Figure 1Predictive performances. (a) Predictive performances during supervised learning. CCI correctly classified instances, TPR true positive rate, 1-FPR one minus false positive rate, MCC Matthews correlation coefficient, ROC area receiver operating characteristic area under the curve, PRC area precision-recall curve; (b) predictive score of the consensus models over each test set. Blue boxes and the Y-left axis depict the classification using the normal consensus model (only the scores from CCI were plotted), whereas the red boxes and Y-right axis depict classification using the random model. The “+” indicates the mean. The Mann–Whitney test showed a p-value < 0.001 for all comparisons.
Figure 2Decision tree, GO, and network simulation analysis. (a) The consensus tree which “A”, “B”, “C”, “D”, “E”, and “F” are the bins from the discretization step. Orange squares are the node’s features, and blue squares are the classified leaves; (b) the biological process (rows) of genes in tree’s leaves in (a) and the feature that leads to the leaves (Knn, degree, or page rank) (columns). The “reg.” means regulators, “tar.” means targets. The black box indicates the presence of a given GO term in genes at that tree leaves. The histogram in the box below the heatmap depicts the percentage of GO terms from genes that lie in each leaf type; (c) representation of hypothetical networks. The Knn was calculated for the regulators (yellow nodes).

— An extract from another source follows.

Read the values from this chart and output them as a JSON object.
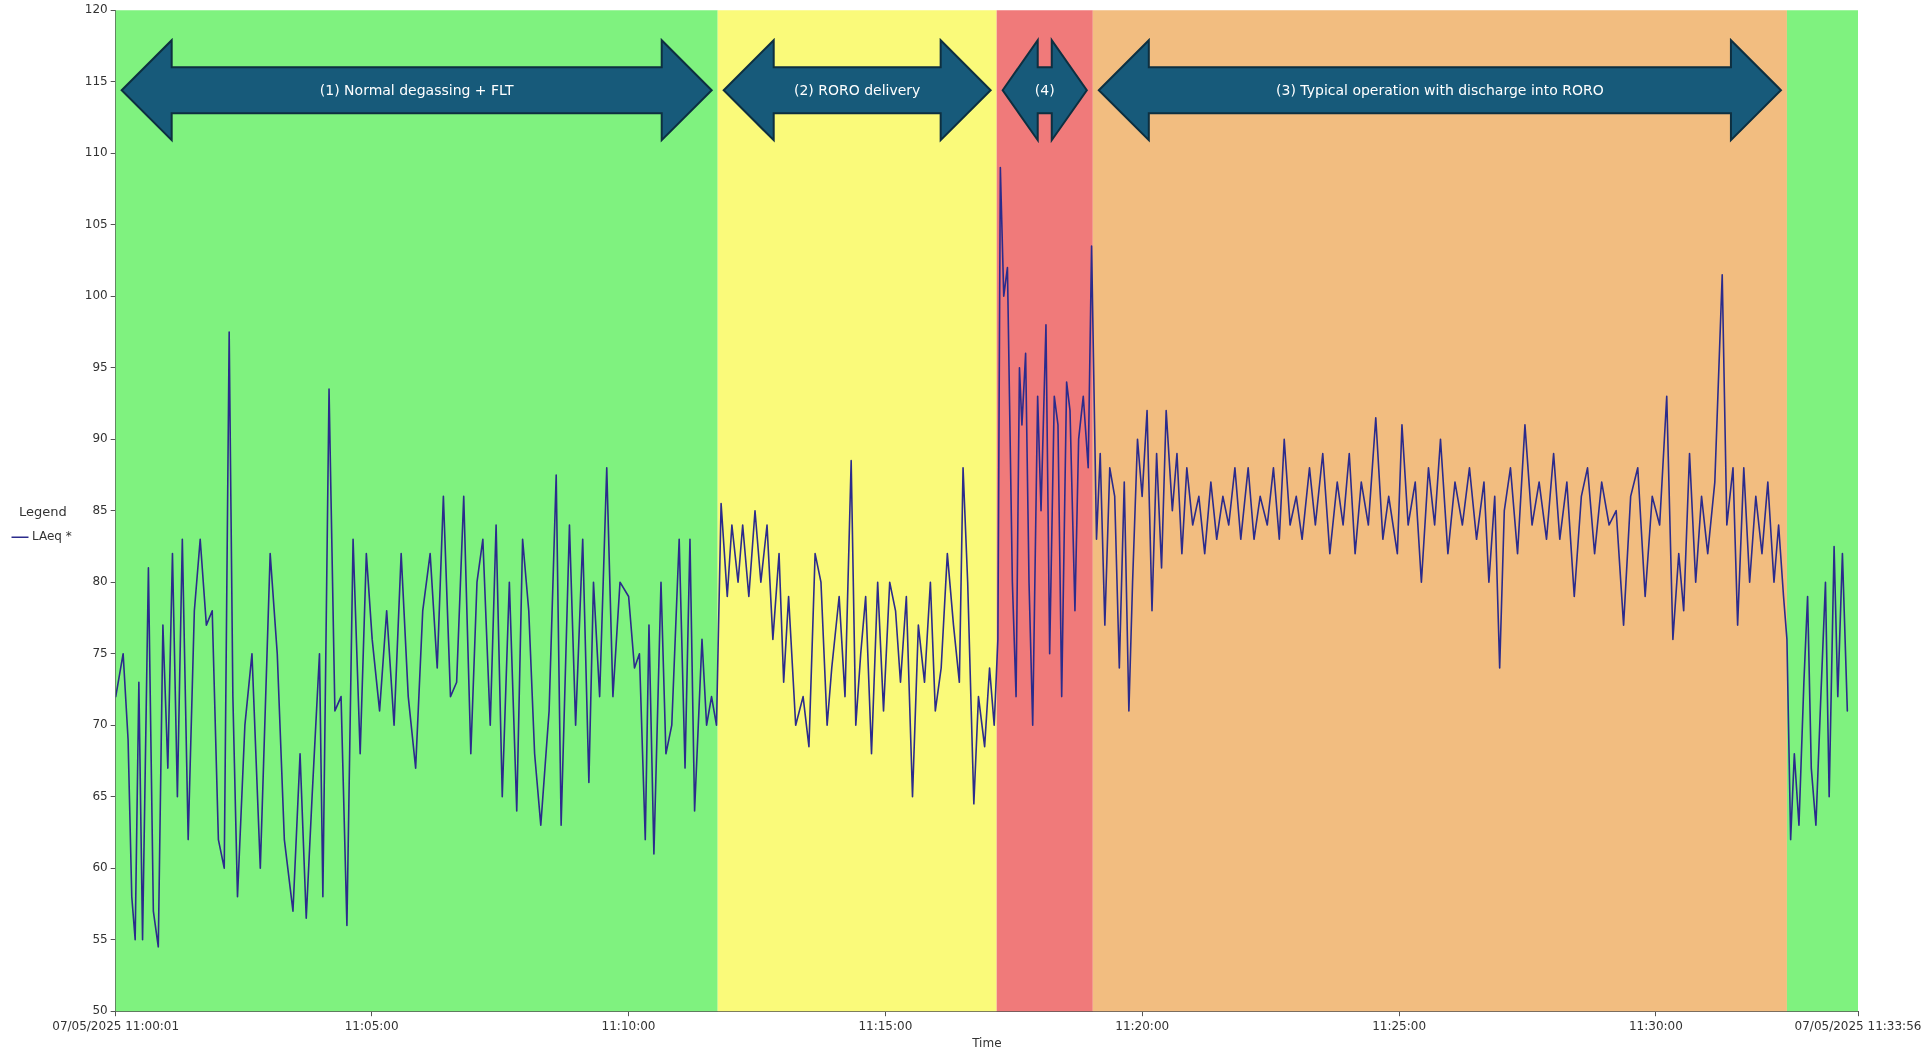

Blue nodes are genes with just one connection. The red node depicts a blue node duplication. The green nodes represent other regulators or genes regulated by many regulators. “I”, “II”, “III”, and “IV” represents networks in an initial state, after a gene duplication or during pervasive transcription, after duplication of a different regulator, and after duplication of the regulator in which Knn is calculated, respectively; (d) simulation of Knn evolution of regulators from (c). The X-axis is the degree of targets and regulators, and the Y-axis is the regulator’s Knn. The diagonal grey line is the identity line (a line where every point has proximal X and Y coordinates), which by crossing only the second point, indicates divergencies since the beginning of the simulation.